Esse é o “modelo fenomenológico” da história da cultura que Flusser desenvolve para lidar com as imagens técnicas: “Tridimensionalidade / bidimensionalidade / unidimensionalidade / zerodimensionalidade” (FLUSSER, 2008, p. 18).

No conjunto de ensaios, “O Universo das Imagens Técnicas: Elogio da Superficialidade” (2008), Flusser dá continuidade à “Filosofia da Caixa Preta” e explicita caminhos possíveis de uma sociedade tomada por imagens sintetizadas. Se o modo como nos relacionamos com as imagens atuais não é o mesmo dispensado para as imagens tradicionais, então, a diferença de natureza entre esses tipos de imagens torna diverso também o conteúdo que podem transmitir.

A conjuntura que se forma quando enxergamos o mundo pela nadificação pertencente às imagens técnicas poderia tomar uma conotação de desastre. Porém, para Flusser, o modo de relação do sujeito atual com o mundo, definido pela atividade indireta do sujeito sobre o mundo, colocaria o sujeito na condição de livre criador. Se pensarmos as imagens técnicas pelo poder dos aparelhos e o próprio ser humano como um programador-programado, a nova relação estabelecida com o mundo seria a de “apontar” e discernir entre informação nova e informação redundante. O processamento dos dados não caberia, necessariamente, ao humano, mas aos aparelhos cada vez mais capazes de cruzar conteúdos para gerar situações improváveis. O poder do ser humano e, deste modo, também aquilo que o mundo exigiria do ser humano, seria o esforço de demandar ações e pinçar informações novas, situações improváveis: criar.

O mundo para o qual Flusser nos conduz é um mundo de puros criadores. O grande desafio seria manter a consciência e a qualidade de “sensor” diante da nulidade carregada pelas imagens sintetizadas, da qual tentamos fugir como vampiros da cruz. Um sujeito que vivesse religiosamente, como é o comportamento que o autor propõe para essa “nova espécie” humana (posto que a crença na capacidade calculadora dos aparelhos eleva-se mesmo para além do discurso e da percepção) provavelmente não possuiria mais a qualidade de uma recepção crítica, necessária para lidar com a avalanche de improbabilidade que os aparelhos atuais criam. A morte da cultura na solidão e no tédio é o fim mais reconhecível nesse cenário sem objeto nem sujeito.

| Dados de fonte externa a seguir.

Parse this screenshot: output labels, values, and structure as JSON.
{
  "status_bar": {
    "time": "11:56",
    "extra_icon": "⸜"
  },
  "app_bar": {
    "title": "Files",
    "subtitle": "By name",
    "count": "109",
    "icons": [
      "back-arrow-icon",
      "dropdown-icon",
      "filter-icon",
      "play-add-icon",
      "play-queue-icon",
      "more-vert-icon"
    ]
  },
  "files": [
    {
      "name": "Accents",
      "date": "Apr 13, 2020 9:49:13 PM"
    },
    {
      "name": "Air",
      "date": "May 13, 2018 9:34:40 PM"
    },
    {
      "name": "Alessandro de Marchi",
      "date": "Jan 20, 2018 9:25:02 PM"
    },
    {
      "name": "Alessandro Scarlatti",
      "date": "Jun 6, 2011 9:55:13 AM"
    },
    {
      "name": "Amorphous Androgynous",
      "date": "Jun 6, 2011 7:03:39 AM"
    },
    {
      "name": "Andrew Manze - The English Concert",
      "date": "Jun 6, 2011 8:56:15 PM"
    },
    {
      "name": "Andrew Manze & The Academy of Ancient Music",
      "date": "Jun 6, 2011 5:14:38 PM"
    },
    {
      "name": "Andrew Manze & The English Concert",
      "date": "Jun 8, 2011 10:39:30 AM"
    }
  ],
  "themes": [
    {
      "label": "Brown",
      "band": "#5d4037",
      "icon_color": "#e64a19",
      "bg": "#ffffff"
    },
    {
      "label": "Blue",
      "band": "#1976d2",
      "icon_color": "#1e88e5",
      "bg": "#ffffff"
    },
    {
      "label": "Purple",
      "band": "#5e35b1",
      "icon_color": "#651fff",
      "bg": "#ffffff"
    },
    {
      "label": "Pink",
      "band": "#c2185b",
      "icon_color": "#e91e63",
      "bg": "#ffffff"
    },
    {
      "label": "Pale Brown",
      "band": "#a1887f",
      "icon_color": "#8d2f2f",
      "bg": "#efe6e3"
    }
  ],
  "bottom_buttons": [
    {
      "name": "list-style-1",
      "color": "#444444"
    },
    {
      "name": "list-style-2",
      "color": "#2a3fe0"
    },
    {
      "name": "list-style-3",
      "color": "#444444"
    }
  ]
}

Mas, talvez não possamos reconhecer essa revolução como positiva e sejamos também incapazes de realizar uma revolução comportamental equivalente ao poder da técnica, pois somos seres da História, seres passados. [3]

Podemos conectar os pensamentos de Simmel e Flusser num mesmo conjunto de questionamentos sobre as transformações nos caminhos de Natureza e Cultura, porém, como posturas opostas: enquanto um (Simmel) pede a retomada de uma relação fenomenológica com a paisagem e entende esta e o mundo no qual ela se insere como o resultado de uma experiência objetiva/subjetiva individual inevitavelmente metafísica, o outro (Flusser) nos fala de um mundo construído como rede de dados que geram informação nova pela deliberação humana e positiviza a sociedade das imagens sintéticas, na qual a paisagem pode ser comparada a figura de mapas sobre os quais conectamos pontos que nada mais representam além de pontos.

O pedido de Simmel é por uma retomada da relação, com as coisas no mundo, que seja desgarrada de determinações prévias, de formulações que pressupõem um resultado. Esta seria a crítica ao modo cientificista de geração de conhecimento, pois este independeria da experiência direta. Através do uso do cálculo e da técnica moderna para modificar e dar sentido ao mundo, o homem comporia o significado das coisas sem considerar o fenômeno (uma manifestação do “em si”, da coisa no mundo para a consciência).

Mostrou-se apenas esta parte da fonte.